Und niemanden wundert, dass auch der Dritte im Bunde in dasselbe Horn bläst und das Urteil nicht akzeptieren will. Den Job des Oberbürgermeisters aber hat das Gericht „Im Namen des Volkes“ klar formuliert und die Verordnungsgeber aufgefordert nur „nach genauer Prüfung und Dokumentation unter Beachtung der verfassungsrechtlichen Vorgaben“ erneut einen Stadtweiten Sperrbezirk zu errichten. Dabei wirft das Gericht ein schweres Gewicht in Justitias Waagschale und beruft sich auf die Grundrechte der Klägerin und auf das Grundgesetz, in dem in Art.12, Abs. 1 heißt: „ Alle Deutschen haben das Recht, Beruf, Arbeitsplatz und Ausbildungsstätte frei zu wählen.“ Und fährt fort: „Insbesondere Gründe des Jugendschutzes und des Schutzes des öffentlichen Anstandes können im vorliegenden Fall nicht als vernünftige Gründe des Gemeinwohl ins Feld geführt werden“.

Nicht, das man im Moment den Eindruck hätte, dass sich die Dortmunder SPD-Herren-Troika im Moment in Vernunft üben würde – klug wäre es dennoch. Denn Dany, um klare Worte meist nicht verlegen, meint: „Ich verstehe das alles nicht.
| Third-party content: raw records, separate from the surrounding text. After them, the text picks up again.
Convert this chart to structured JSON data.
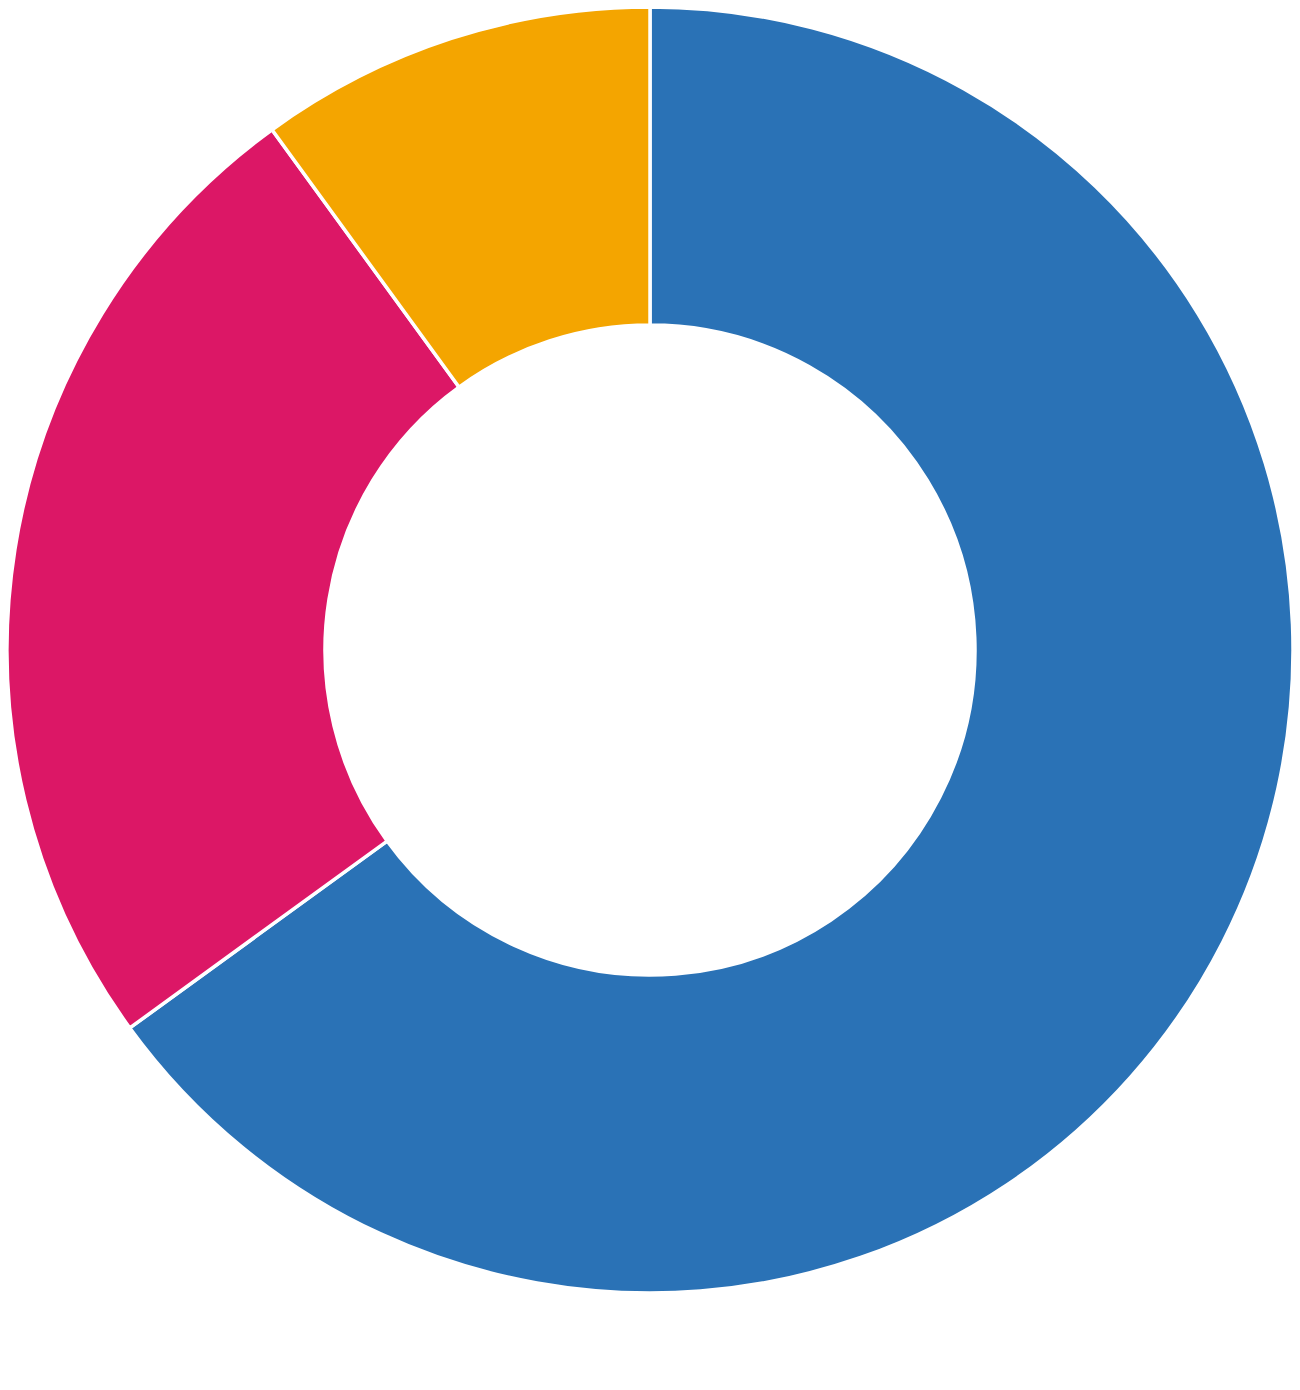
{
  "chart_data": {
    "type": "donut",
    "categories": [
      null,
      null,
      null
    ],
    "values": [
      65,
      25,
      10
    ],
    "colors": [
      "#2a72b6",
      "#dc1766",
      "#f4a500"
    ]
  }
}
Mit dieser Entscheidung kann ich mich mit meine Kolleginnen doch morgen früh außerhalb des Innenstadtkerns an jede beliebige Ecke in Dortmund stellen. Wer kann das denn wollen? So wäre doch Dortmund praktisch ein einziges großes Open-Air-Laufhaus. Das ist doch bescheuert! Wir Frauen wollen wir nur wieder einen guten Platz haben, an dem wir in Ruhe und einigermaßen geschützt arbeiten können – ein Platz mit Beratung, Alarmknopf und Boxen. Wir wollen niemanden, schon gar nicht Kinder, mit unserer Arbeit zu stören”.

Ob sich dieser fromme Wunsch erfüllen wird – muss sich erst zeigen. Die Stadt hat noch nicht entschieden, ob sie gegn die Nicht-Zulassung der Berufung vorgehen will. Eine weitere Blamage, die ein zweites Mal bundesweit für Negativ-Schlagzeilen sorgen wird, kann sich die Stadt Dortmund, die Bezirksregierung Arnsberg und die Dortmunder SPD kein zweites Mal leisten. Eine gute Konsenslösung und die Rückkehr der Dortmunder Politik zu einem vernünftigen Dialog am Runden Tisch – darauf dürfen alle Beteiligten hoffen!